Interval datasets are not uncommon in many disciplines including medical experiments, econometric studies, environmental studies etc. For modeling interval data traditionally separate models are used for modeling the center and the radius of the response variable. In this article, we consider a Bayesian regression framework for jointly modeling the center and the radius of the intervals corresponding to the response, and then use appropriate priors for variable selection.
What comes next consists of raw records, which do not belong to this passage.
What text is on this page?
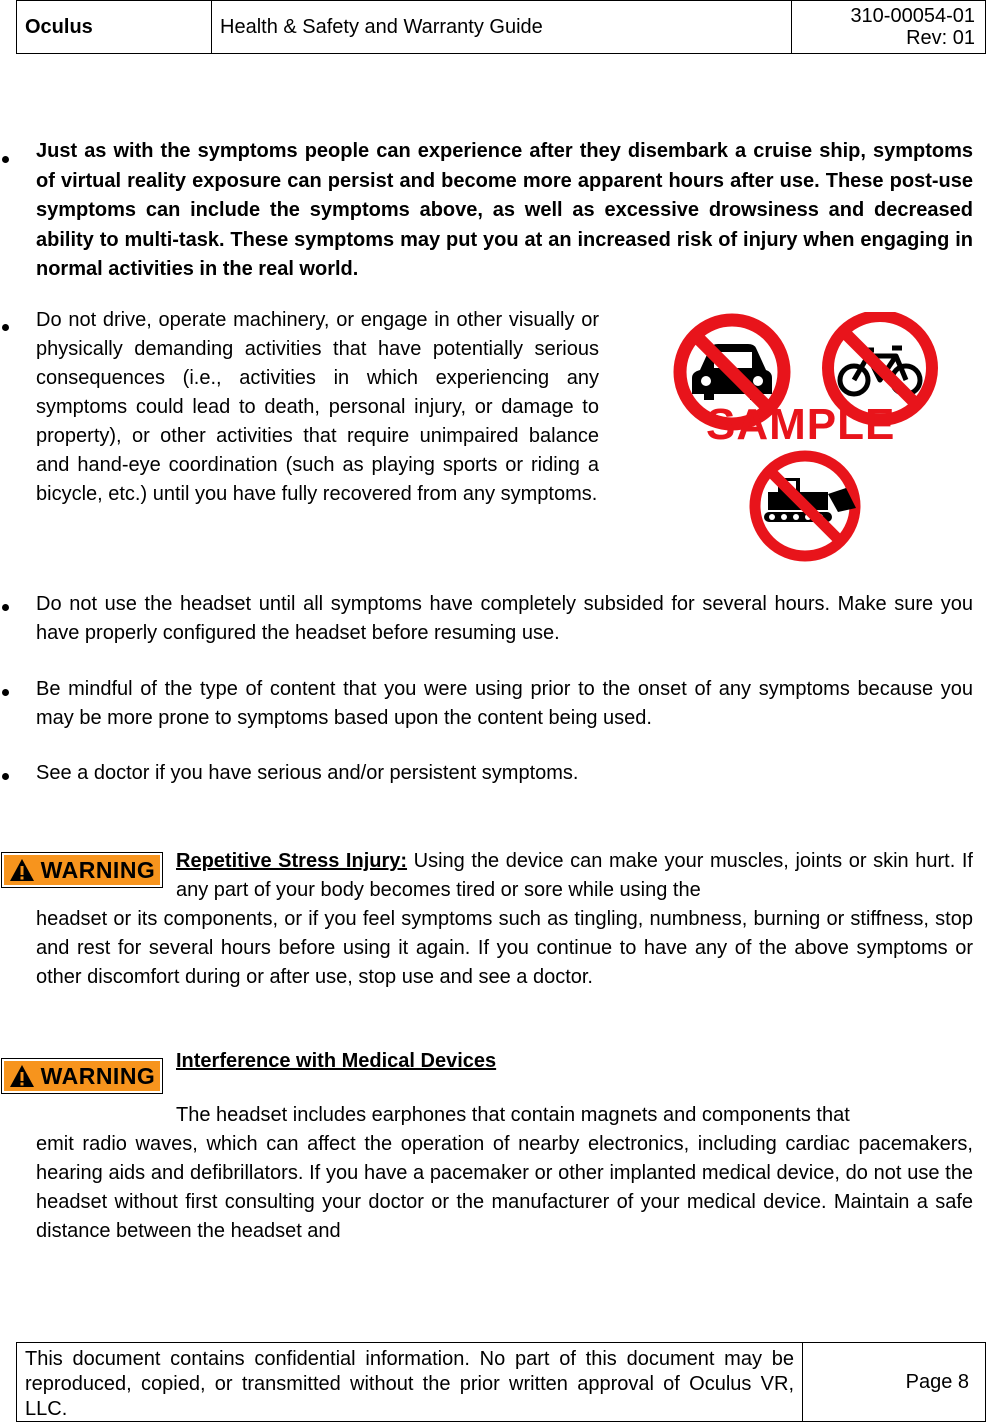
Oculus	Health & Safety and Warranty Guide	310-00054-01
Rev: 01
Just as with the symptoms people can experience after they disembark a cruise ship, symptoms of virtual reality exposure can persist and become more apparent hours after use. These post-use symptoms can include the symptoms above, as well as excessive drowsiness and decreased ability to multi-task. These symptoms may put you at an increased risk of injury when engaging in normal activities in the real world.
Do not drive, operate machinery, or engage in other visually or physically demanding activities that have potentially serious consequences (i.e., activities in which experiencing any symptoms could lead to death, personal injury, or damage to property), or other activities that require unimpaired balance and hand-eye coordination (such as playing sports or riding a bicycle, etc.) until you have fully recovered from any symptoms.
SAMPLE
Do not use the headset until all symptoms have completely subsided for several hours. Make sure you have properly configured the headset before resuming use.
Be mindful of the type of content that you were using prior to the onset of any symptoms because you may be more prone to symptoms based upon the content being used.
See a doctor if you have serious and/or persistent symptoms.
WARNING Repetitive Stress Injury: Using the device can make your muscles, joints or skin hurt. If any part of your body becomes tired or sore while using the
headset or its components, or if you feel symptoms such as tingling, numbness, burning or stiffness, stop and rest for several hours before using it again. If you continue to have any of the above symptoms or other discomfort during or after use, stop use and see a doctor.
WARNING
Interference with Medical Devices
The headset includes earphones that contain magnets and components that
emit radio waves, which can affect the operation of nearby electronics, including cardiac pacemakers, hearing aids and defibrillators. If you have a pacemaker or other implanted medical device, do not use the headset without first consulting your doctor or the manufacturer of your medical device. Maintain a safe distance between the headset and
This document contains confidential information. No part of this document may be reproduced, copied, or transmitted without the prior written approval of Oculus VR, LLC.
Page 8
Unlike the traditional setting, both the centres and the radii of all the predictors are used for modeling the center and the radius of response. We consider spike and slab priors for the regression coefficients corresponding to the centers (radii) of the predictors while modeling the center (radius) of the response, and global–local shrinkage prior for the coefficients corresponding to the radii (centers) of the predictors. Through extensive simulation studies, we illustrate the effectiveness of our proposed variable selection approach for the analysis and prediction of interval datasets. Finally, we analyze a real dataset from a clinical trial related to the Acute Lymphocytic Leukemia (ALL), and then select the important set of predictors for modeling the lymphocyte count which is an important biomarker for ALL. Our numerical studies show that the proposed approach is efficient, and it provides a powerful statistical inference for handling interval datasets.

Suggested Citation

  • Shubhajit Sen & Damitri Kundu & Kiranmoy Das, 2024. "A flexible Bayesian variable selection approach for modeling interval data," Statistical Methods & Applications, Springer;Società Italiana di Statistica, vol. 33(1), pages 267-286, March.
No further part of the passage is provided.